Have you asked him for what you need?

I would write out a list of what you need to go forward, if he doesn't come through then I would decide on my next action.

I doubt you will get what you need implementing the 180 at this point, if he isn't clear about your needs it may be confusing, no?

Gumdropped posted 4/29/2014 09:17 AM

Hi Karmahappens. You always have great insight. I will start today to write out what I want and plan a time to present it calmly and clearly. I guess I won't know what to expect until I do. Then I can certainly make decisions based on that. I don't think it will be pretty but I am learning to be true to myself. If I'm not I will never be able to heal from the inside out. I still struggle on attemptng to contact that woman in the city that he says " he never met". Maybe that could be my last straw if he doesn't "come clean" ?
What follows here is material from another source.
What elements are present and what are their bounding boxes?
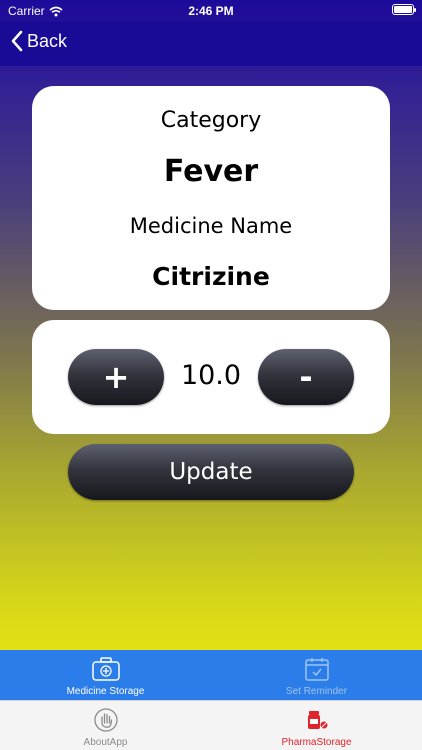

karmahappens posted 4/29/2014 09:29 AM

Oh gumdropped

You always have great insight

The only difference between me and you is I am a few years down the same road.

(((hugs)))

I cannot stress how important it is to be good to you, live your truth.

MomtoRoses posted 4/29/2014 09:40 AM

I feel for you. I'm in same boat. Some things are in place (he says the right things), but other than that, there's not much change. Only promises that he will never do it again. How do I take that to the bank??

slicerboy posted 4/29/2014 12:22 PM

i agree with the other posters, writed down your needs and present them for consideration. you also have to have what your next steps are in mind.

I tried R for 6 years, once I had enough, i set firm boundaries, marriage counseling or we must start divorcing. My wife agreed, and I was shocked when she said I'm ready for a divorce.